The price tag is nearly $2 billion, according to people familiar with the matter, as reported by Reuters.
The deal would give privately held C&S, primarily a supplier rather than an operator of grocery stores, a much more significant footprint, Reuters said.
C&S currently operates about two dozen stores under the Grand Union and Piggly Wiggly brands.
Mark Sigal, CEO of Datex Property Solutions, tells GlobeSt.com that any time that you see consolidation between the largest players in a market, as is the case with Kroger-Albertsons, there are obvious questions about what the impact will be in terms of store closures in geographic areas with overlapping stores and consumer pricing hikes, owing to less competition in the market.

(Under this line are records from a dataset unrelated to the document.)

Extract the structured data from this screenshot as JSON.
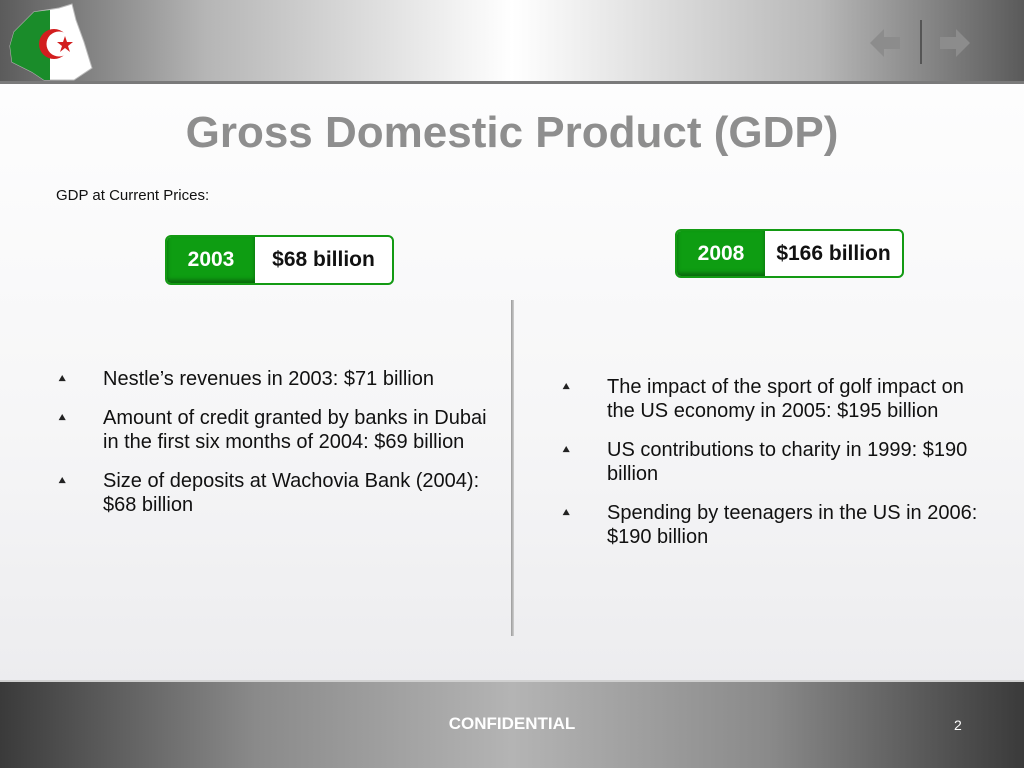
{
  "header": {
    "logo_icon": "algeria-map-flag-icon",
    "nav_prev_icon": "arrow-left-icon",
    "nav_next_icon": "arrow-right-icon"
  },
  "slide": {
    "title": "Gross Domestic Product (GDP)",
    "subtitle": "GDP at Current Prices:",
    "gdp_boxes": [
      {
        "year": "2003",
        "value": "$68 billion"
      },
      {
        "year": "2008",
        "value": "$166 billion"
      }
    ],
    "left_bullets": [
      "Nestle’s revenues in 2003: $71 billion",
      "Amount of credit granted by banks in Dubai in the first six months of 2004: $69 billion",
      "Size of deposits at Wachovia Bank (2004): $68 billion"
    ],
    "right_bullets": [
      "The impact of the sport of golf impact on the US economy in 2005: $195 billion",
      "US contributions to charity in 1999: $190 billion",
      "Spending by teenagers in the US in 2006: $190 billion"
    ],
    "bullet_glyph": "⯅"
  },
  "footer": {
    "label": "CONFIDENTIAL",
    "page_number": "2"
  },
  "colors": {
    "accent_green": "#0e9d12",
    "title_gray": "#8e8e8e"
  }
}
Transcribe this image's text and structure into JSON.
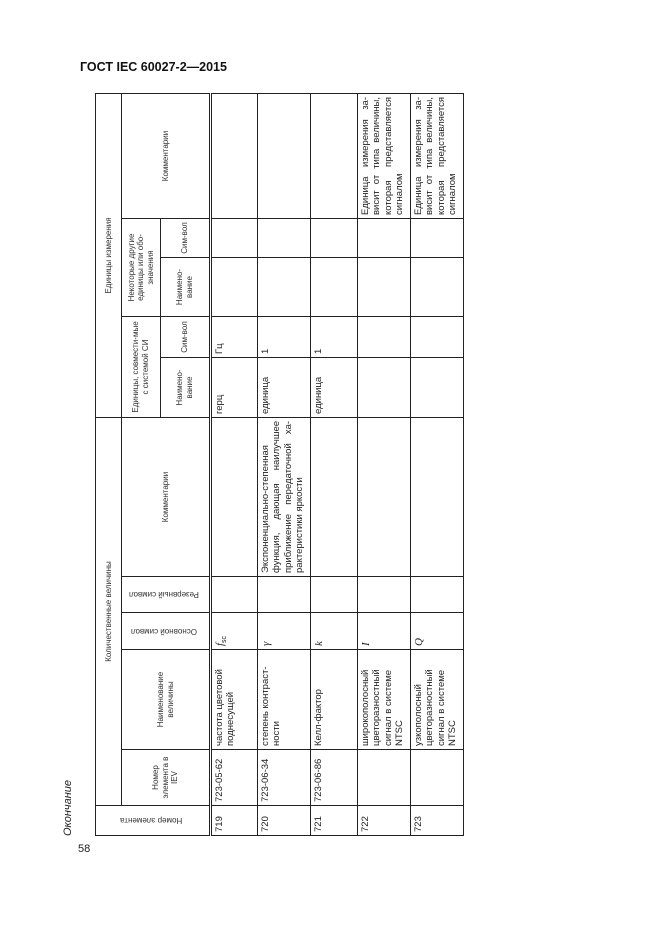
{
  "doc_title": "ГОСТ IEC 60027-2—2015",
  "continuation": "Окончание",
  "page_number": "58",
  "headers": {
    "element_no": "Номер элемента",
    "quantities": "Количественные величины",
    "iev_no": "Номер элемента в IEV",
    "quantity_name": "Наименование величины",
    "main_symbol": "Основной символ",
    "reserve_symbol": "Резервный символ",
    "comments": "Комментарии",
    "units": "Единицы измерения",
    "si_units": "Единицы, совмести-мые с системой СИ",
    "other_units": "Некоторые другие единицы или обо-значения",
    "name": "Наимено-вание",
    "symbol": "Сим-вол",
    "unit_comments": "Комментарии"
  },
  "rows": [
    {
      "no": "719",
      "iev": "723-05-62",
      "name": "частота цветовой поднесущей",
      "symbol": "f",
      "symbol_sub": "sc",
      "reserve": "",
      "comment": "",
      "si_name": "герц",
      "si_symbol": "Гц",
      "other_name": "",
      "other_symbol": "",
      "unit_comment": ""
    },
    {
      "no": "720",
      "iev": "723-06-34",
      "name": "степень контраст-ности",
      "symbol": "γ",
      "symbol_sub": "",
      "reserve": "",
      "comment": "Экспоненциально-степенная функция, дающая наилучшее приближение передаточной ха-рактеристики яркости",
      "si_name": "единица",
      "si_symbol": "1",
      "other_name": "",
      "other_symbol": "",
      "unit_comment": ""
    },
    {
      "no": "721",
      "iev": "723-06-86",
      "name": "Келл-фактор",
      "symbol": "k",
      "symbol_sub": "",
      "reserve": "",
      "comment": "",
      "si_name": "единица",
      "si_symbol": "1",
      "other_name": "",
      "other_symbol": "",
      "unit_comment": ""
    },
    {
      "no": "722",
      "iev": "",
      "name": "широкополосный цветоразностный сигнал в системе NTSC",
      "symbol": "I",
      "symbol_sub": "",
      "reserve": "",
      "comment": "",
      "si_name": "",
      "si_symbol": "",
      "other_name": "",
      "other_symbol": "",
      "unit_comment": "Единица измерения за-висит от типа величины, которая представляется сигналом"
    },
    {
      "no": "723",
      "iev": "",
      "name": "узкополосный цветоразностный сигнал в системе NTSC",
      "symbol": "Q",
      "symbol_sub": "",
      "reserve": "",
      "comment": "",
      "si_name": "",
      "si_symbol": "",
      "other_name": "",
      "other_symbol": "",
      "unit_comment": "Единица измерения за-висит от типа величины, которая представляется сигналом"
    }
  ]
}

That noted, Sigal said grocery is already one of the most competitive segments, with strong expanding multinational operators, such as Aldi and Ahold, and ever-growing encroachment into groceries by non-pure play operators, such as Walmart, Amazon, Costco, and Target.
He said the move by C&S Wholesale Grocers, historically more of a supplier than operator, to acquire these stores and grow their grocery footprint, is emblematic of this larger trend.
“Specific to retail in general, the grocery segment is consistently one of the top performing categories in terms of sales per square foot and occupancy costs, and groceries are the favored anchor tenant of most open-air retail shopping centers, a trend I don’t see changing any time soon,” Sigal said.
“The retail real estate vertical is very strong, with low vacancies, strong rent collection trends and growing rents, nationwide, meaning that in the aggregate, this move is neither worrisome for the durability of retail nor for consumer protection.”
The stores that Kroger and Albertsons plan to shed are primarily in the Pacific Northwest and the Mountain states, along with some in California, Texas, Illinois, and the East Coast, the sources told Reuters.
SoftBank Group Corp is in talks with C&S about helping finance a small portion of the deal, one of the sources said.